FICO: COME ASSAPORARE TUTTA L’ITALIA IN UN SOLO GIORNO

Durante le vacanze di Pasqua non poteva assolutamente mancare una scappatella nella mia amata Romagna, in particolare alla nuova struttura di Eataly denominata FICO Eataly World, il cui acronimo sta per Fabbrica Italiana Contadina.

FICO, a soli 10 minuti dal centro di Bologna, è il più grande parco agroalimentare del mondo e racchiude al suo interno non soltanto alcune tra le aziende italiane più importanti, ma anche: aule didattiche denominate “giostre” dove i bambini insieme agli adulti potranno imparare a relazionarsi nel modo corretto con gli alimenti e la natura; le stalle dove è possibile avere un contatto diretto con maiali, capre, asini, cavalli e mucche; i corsi, che si tengono nei vari stand, durante i quali oltre ad osservare da vicino come avviene la produzione nelle principali aziende italiane, potrete diventare voi stessi produttori.

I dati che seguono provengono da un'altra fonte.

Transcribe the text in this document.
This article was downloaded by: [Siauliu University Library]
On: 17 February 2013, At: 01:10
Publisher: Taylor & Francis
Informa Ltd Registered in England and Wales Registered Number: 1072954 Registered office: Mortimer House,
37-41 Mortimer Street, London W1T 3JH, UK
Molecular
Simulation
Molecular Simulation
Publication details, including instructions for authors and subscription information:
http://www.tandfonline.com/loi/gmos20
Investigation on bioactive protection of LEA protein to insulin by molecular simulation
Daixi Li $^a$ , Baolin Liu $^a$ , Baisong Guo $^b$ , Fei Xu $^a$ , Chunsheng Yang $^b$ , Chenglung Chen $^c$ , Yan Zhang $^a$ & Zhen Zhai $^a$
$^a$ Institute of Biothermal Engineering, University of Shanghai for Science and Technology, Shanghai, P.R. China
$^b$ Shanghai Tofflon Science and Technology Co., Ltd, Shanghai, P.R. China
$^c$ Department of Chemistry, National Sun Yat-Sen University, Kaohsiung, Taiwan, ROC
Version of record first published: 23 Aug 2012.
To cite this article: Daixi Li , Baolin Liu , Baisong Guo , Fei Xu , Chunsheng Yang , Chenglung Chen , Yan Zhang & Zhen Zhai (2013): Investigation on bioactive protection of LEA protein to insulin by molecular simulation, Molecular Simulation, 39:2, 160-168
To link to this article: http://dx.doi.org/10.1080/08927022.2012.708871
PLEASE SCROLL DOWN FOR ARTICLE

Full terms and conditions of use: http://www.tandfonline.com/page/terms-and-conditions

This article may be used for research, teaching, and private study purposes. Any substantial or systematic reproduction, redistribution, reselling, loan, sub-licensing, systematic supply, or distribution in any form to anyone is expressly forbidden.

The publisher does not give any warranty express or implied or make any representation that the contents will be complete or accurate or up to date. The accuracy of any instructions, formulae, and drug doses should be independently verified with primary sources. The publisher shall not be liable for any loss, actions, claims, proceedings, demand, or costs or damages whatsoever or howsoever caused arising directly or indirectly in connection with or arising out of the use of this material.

L’obiettivo della fondazione fico è “Vogliamo raccontare al mondo l’eccellenza enogastronomica e la bellezza dell’agroalimentare italiano” e con 40 differenti luoghi di ristoro tutto ciò è possibile, perché è proprio il prodotto italiano quello che viene elogiato. La visita alla struttura può essere effettuata in maniera tradizionale, facendo una bella camminata tra i vari punti di ristoro e di vendita, oppure utilizzando la mitica bicicletta a 3 ruote che potrete ritirare direttamente all’ingresso e posteggiare nelle aree di parcheggio tutte le volte che vorrete fare una sosta.

Le possibilità per soddisfare il vostro palato sono molteplici: da Rosso Pomodoro potrete assaporare una buona pizza napoletana, da Campofilone un tipico piatto di pasta marchigiano; per il dolce invece, che ovviamente non può mancare per completare il vostro pasto, in fondo alla struttura verrete assaliti dalle mille delizie siciliane della pasticceria Palazzolo, dalla varietà di prodotti della Balocco e soprattutto dalla fontana di cioccolato dell’immancabile cioccolateria Venchi.

Queste sono solo alcune delle delizie italiane che potrete assaporare di ogni regione. Se vorrete portarvi a casa alcuni di questi sapori non disperate: alla fine del percorso enogastronomico potrete acquistare tutti i prodotti che hanno attirato la vostra attenzione durante la visita. Personalmente, ho fatto una bella scorpacciata di tartufi al pistacchio dell’Antica Torroneria Piemontese. Beh CIMERS, non vi resta che intraprendere questo percorso dai mille sapori grazie ai quali potrete scoprire tutte le tradizioni italiane, mangiando e divertendovi.